Um die Energiepreisexplosion für Wirtschaft und Privathaushalte abzumildern, hat die Bundesregierung in den letzten Wochen mehrere Entlastungspakete geschnürt. Zuletzt wurde eine Strompreisbremse vorgestellt, von der auch Agrarbetriebe profitieren sollen. Der Deutsche Bauernverband (DBV) ist jedoch skeptisch, was die tatsächlichen Effekte für die Landwirtschaft angeht.
Mit Blick auf die vom Bund festgelegte Preisobergrenze von 40 Cent pro Kilowattstunde für 80 % des Verbrauchs stellt der Bauernverband gegenüber top agrar fest, dass die vorgesehene Regelung ganz sicher einen lobenswerten Versuch der Regierung darstellt, die Wirtschaftsbeteiligten und damit auch die Bauern vor ausufernden Preissprüngen zu schützen. Allerdings wäre selbst ein Strompreis von 40 ct für viele Betriebe noch schwer genug zu verkraften, gibt der Verband zu bedenken. Schließlich seien das immer noch etwa 30 % mehr als im Schnitt der letzten Jahre; im Vergleich zum mittleren Gewerbekundenpreis sogar fast das Doppelte.
Krise im Schweinesektor geht weiter
Der Bauernverband geht davon aus, dass die Milchviehbetriebe „im Trend“ mit dieser Preisentwicklung vielleicht noch am ehesten zurechtkommen werden. Das begründet er mit den gestiegenen Erzeugerpreisen, die aufgrund der weltweiten Knappheiten in letzter Zeit gerade im Milchsektor sehr zugelegt hätten.
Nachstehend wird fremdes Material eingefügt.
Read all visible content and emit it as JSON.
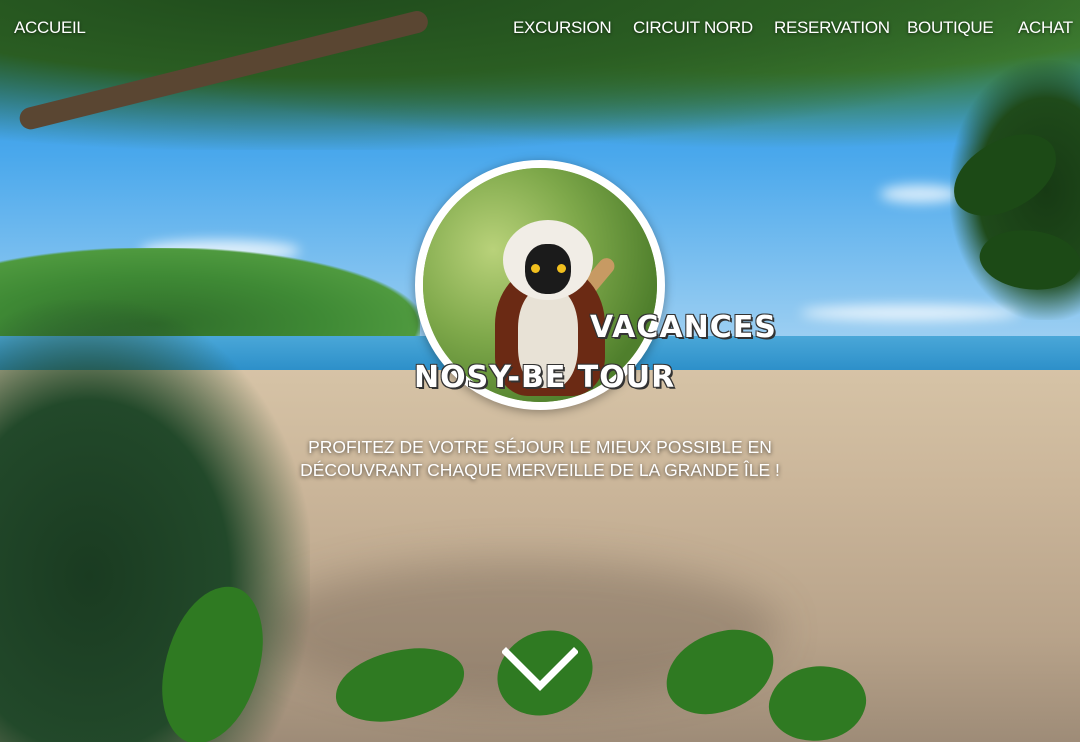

Deutlich schwieriger ist die Situation hingegen bei den Schweineproduzenten. Den Unternehmen, die aktuell ohnehin schon am Rande ihrer wirtschaftlichen Möglichkeiten seien, werde die Strompreisbremse wahrscheinlich nur noch zum Teil helfen, befürchtet der DBV. Nach seinen Angaben gehen schon jetzt jeden Tag Schweinebetriebe aus der Produktion.
Entlastung ab dem 1. Januar geplant
Wie der DBV weiter erläutert, soll die vom Bund mit 43 Mrd Euro ausgestattete „Strompreisbremse“ für private Verbraucher und Gewerbekunden mit einem Jahresstromverbrauch bis 100.000 kWh mit „Standard-Last-Profil“ (sogenannte SLP-Kunden) gelten und vom 1. Januar 2023 bis zum 30. April 2024 wirken. Sofern die Umsetzung dieses Vorhabens nicht zum 1. Januar möglich sein sollte, soll die Entlastung zu einem späteren Zeitpunkt rückwirkend zu diesem Datum realisiert werden. Vorgesehen ist, den Arbeitspreis für ein Grundkontingent von bis zu 80 % des historischen Verbrauchs auf 40 ct/kWh (brutto) zu deckeln.
Großkunden mit Preisdeckel bei 13 Cent
Auch für die Kunden mit einem Verbrauch von mehr als 100.000 kWh pro Jahr, die in der Regel über einem sogenannten RLM-Zähler abrechnen oder Strom selbst am Markt einkaufen, sollen die Strompreise gesenkt werden. In Anlehnung an die früheren Empfehlungen der Gaskommission werden auch diesen Kunden grundlegende Verbrauchsmengen zu einem vergünstigten Tarif von voraussichtlich 13 ct/kWh netto bereitgestellt.
Die Rede ist hier bisher von 70 % des gemessenen Jahresverbrauchs 2021. Diese Regelungen dürften nach Einschätzung des Bauernverbandes aber nur für eine sehr kleine Gruppe von Agrarunternehmen infrage kommen. Dabei würde es sich um Betriebe handeln, die die Kriterien für Kleine und Mittlere Unternehmen (KMU) reißen, also mindestens 250 Mitarbeiter haben und mehr als 50 Mio € Jahresumsatz machen.
Härtefallfonds für Agrarbetriebe nicht vorgesehen
Teil des Entlastungspakets der Bundesregierung ist auch ein Härtefallfonds. Ob dieser aber auch für in Not geratene Agrarbetriebe gelten wird, ist laut Bauernverband nach aktuellem Stand zu bezweifeln. Die Bundesregierung sieht die Regelung vor allem für Organisationen und Einrichtungen vor, die „den gesellschaftlichen Zusammenhalt sichern und die Demokratie stärken“.